Attack of The Crazy People

I feel like mutlilating someones genitals. Whose should it be...?

I'd say Henry, but I already cut them off :neomon:
 
I saw an episode of Bizarre Foods on the Travel Channel and they showed some bulls getting castrated. It's not as funny as it sounds. >.<
 
I demand TV links. D :
 
Nope...

not really. :(
 
I think I'll mutilate Ivans genitalia. That shall keep me amused...for the time being...
 
I've had a change of heart. I think Mr. Gauß will be boiled alive like a lobster...
 
I confuse less easily than you, Ivan.

In that case, Dr. Gauss, I shall tie your limbs to a horse, stretch your body out, oil up a nearly sharpened stake and slowly impale you, making certain that every single moment is as painful as possible...



...that, or keep sending you nOOdz of men and women, not telling which is which until you open PM and find out. That's torture...
 
In that case, I shall...

1. If a number a divides the difference of the numbers b and c, b and c are said to be congruent relative to a; if not, b and c are noncongruent. The number a is called the modulus. If the numbers b and c are congruent, each of them is called a residue of the other. If they are noncongruent they are called nonresidues.
The numbers involved must be positive or negative integers, not fractions.
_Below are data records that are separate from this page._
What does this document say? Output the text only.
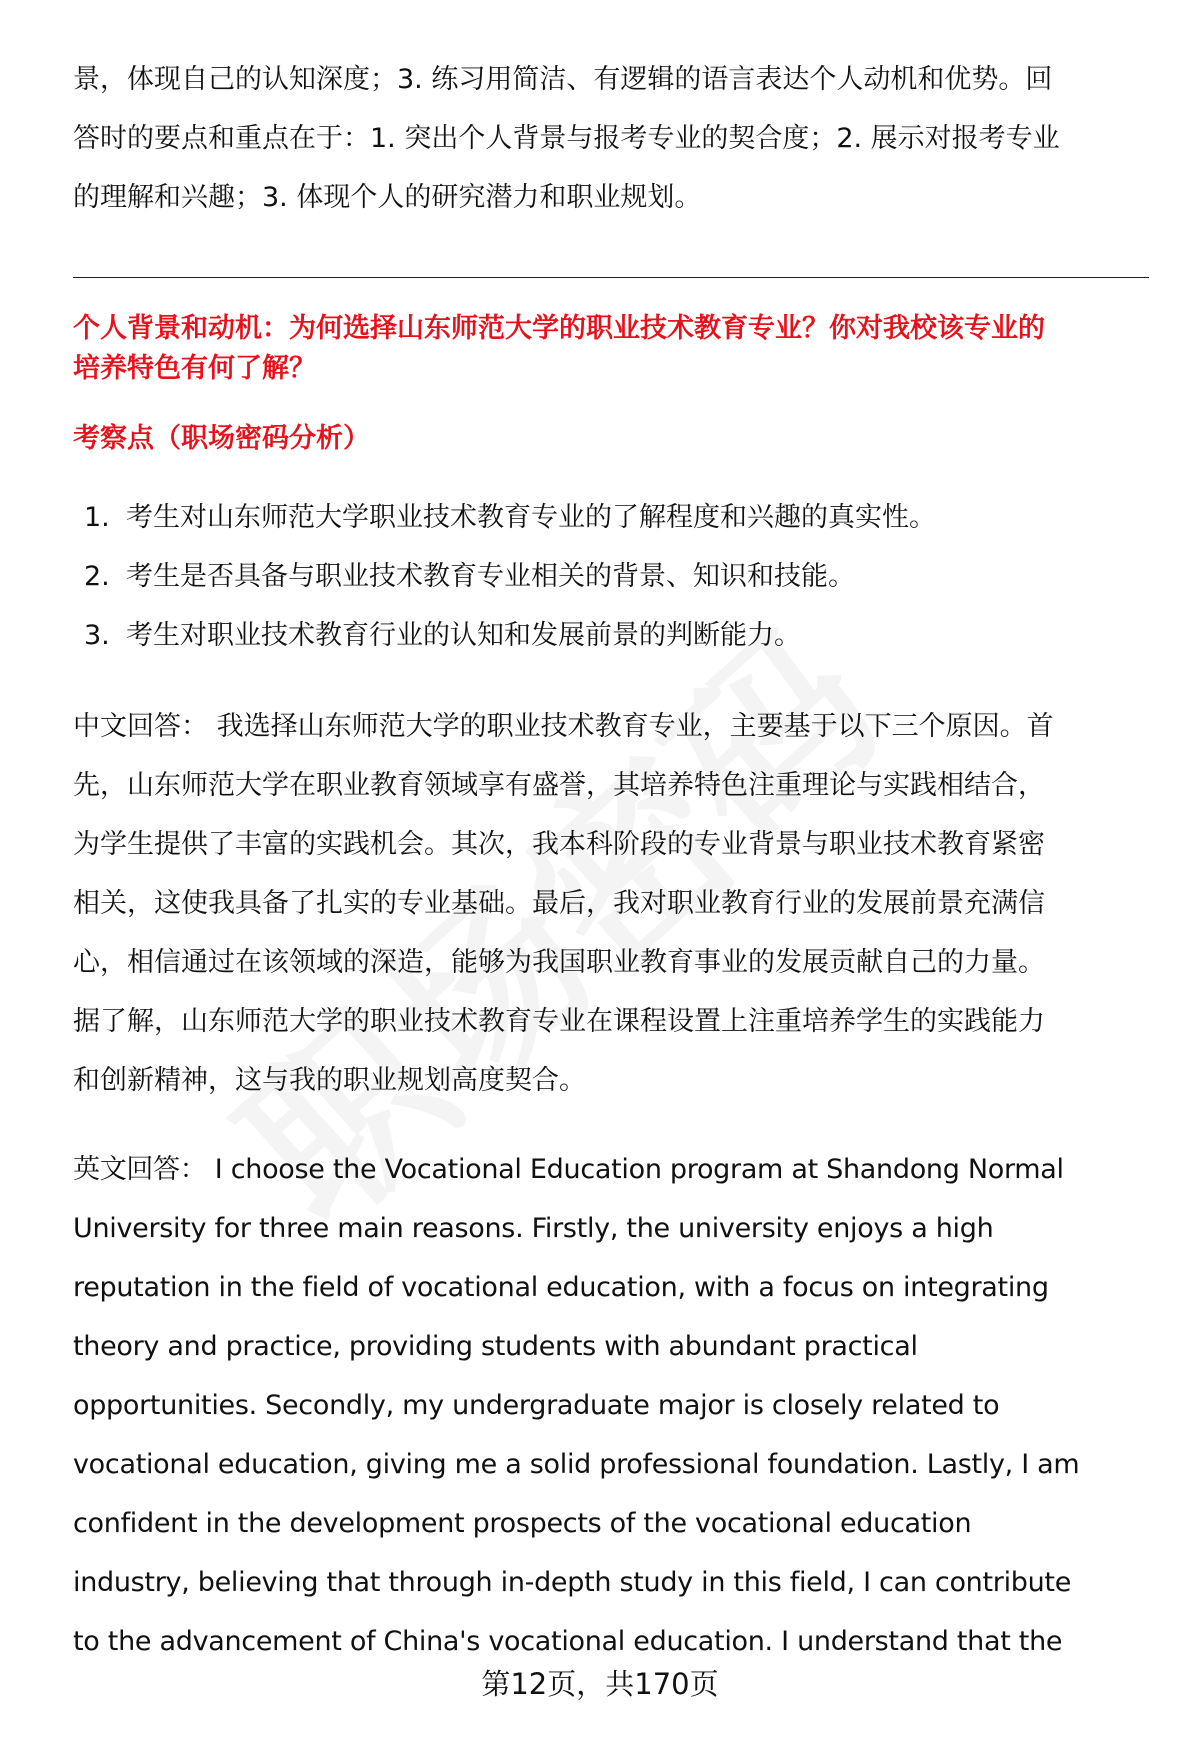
景，体现自己的认知深度；3. 练习用简洁、有逻辑的语言表达个人动机和优势。回
答时的要点和重点在于：1. 突出个人背景与报考专业的契合度；2. 展示对报考专业
的理解和兴趣；3. 体现个人的研究潜力和职业规划。
个人背景和动机：为何选择山东师范大学的职业技术教育专业？你对我校该专业的
培养特色有何了解？
考察点（职场密码分析）
1. 考生对山东师范大学职业技术教育专业的了解程度和兴趣的真实性。
2. 考生是否具备与职业技术教育专业相关的背景、知识和技能。
3. 考生对职业技术教育行业的认知和发展前景的判断能力。
中文回答： 我选择山东师范大学的职业技术教育专业，主要基于以下三个原因。首
先，山东师范大学在职业教育领域享有盛誉，其培养特色注重理论与实践相结合，
为学生提供了丰富的实践机会。其次，我本科阶段的专业背景与职业技术教育紧密
相关，这使我具备了扎实的专业基础。最后，我对职业教育行业的发展前景充满信
心，相信通过在该领域的深造，能够为我国职业教育事业的发展贡献自己的力量。
据了解，山东师范大学的职业技术教育专业在课程设置上注重培养学生的实践能力
和创新精神，这与我的职业规划高度契合。
英文回答： I choose the Vocational Education program at Shandong Normal
University for three main reasons. Firstly, the university enjoys a high
reputation in the field of vocational education, with a focus on integrating
theory and practice, providing students with abundant practical
opportunities. Secondly, my undergraduate major is closely related to
vocational education, giving me a solid professional foundation. Lastly, I am
confident in the development prospects of the vocational education
industry, believing that through in-depth study in this field, I can contribute
to the advancement of China's vocational education. I understand that the
第12页，共170页
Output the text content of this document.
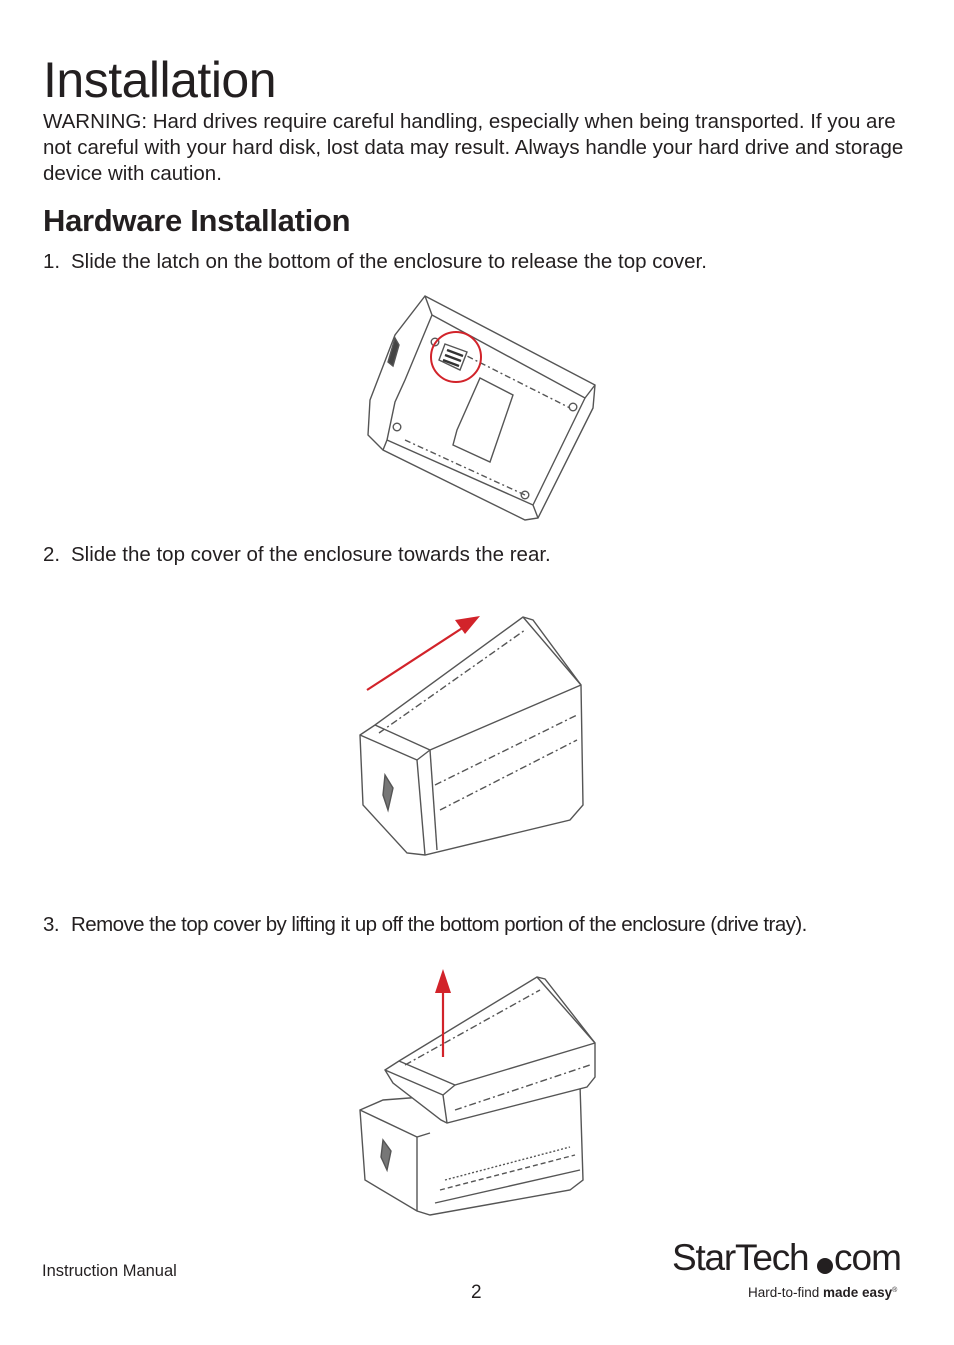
Installation

WARNING: Hard drives require careful handling, especially when being transported. If you are not careful with your hard disk, lost data may result. Always handle your hard drive and storage device with caution.

Hardware Installation

1. Slide the latch on the bottom of the enclosure to release the top cover.

2. Slide the top cover of the enclosure towards the rear.

3. Remove the top cover by lifting it up off the bottom portion of the enclosure (drive tray).

Instruction Manual
2
StarTech com
Hard-to-find made easy®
For example, -9 and +16 are congruent relative to 5; -7 is a residue of +15 relative to 11, but a nonresidue relative to 3. Since every number divides zero, it follows that we can regard any number as congruent to itself relative to any modulus.

2. Given a, all its residues modulo m are contained in the formula a + km where k is an arbitrary integer. The easier propositions that we state below follow at once from this, but with equal ease they can be proved directly.
Henceforth we shall designate congruence by the symbol m, joining to it in parentheses the modulus when it is necessary to do so; e.g, -7 = 15 mod 11, -16 = 9 mod 5.

3. THEOREM. Let m successive integers a, a + 1, a + 2, ... a + m - 1 and another integer A be given; then one, and only one, of these integers will be congruent to A relative to m.
If (a-A)/m is an integer then a = A; if it is a fraction, let k be the next larger integer (or if it is negative, the next smaller integer not regarding sign). A + km will fall between a and a + m and will be the desired number. From the Disquisitiones Arithmeticae.

And by the way, did you know there are triangles whose angles don't sum to 180?

If you haven't had enough, then I shall prove Menelaus' theorem, then prove Pappus' theorem, then Brianchon's.

Slowly, but surely...
 
I see you managed the kill my twin brother. I've been trying to do that for the past 10 years.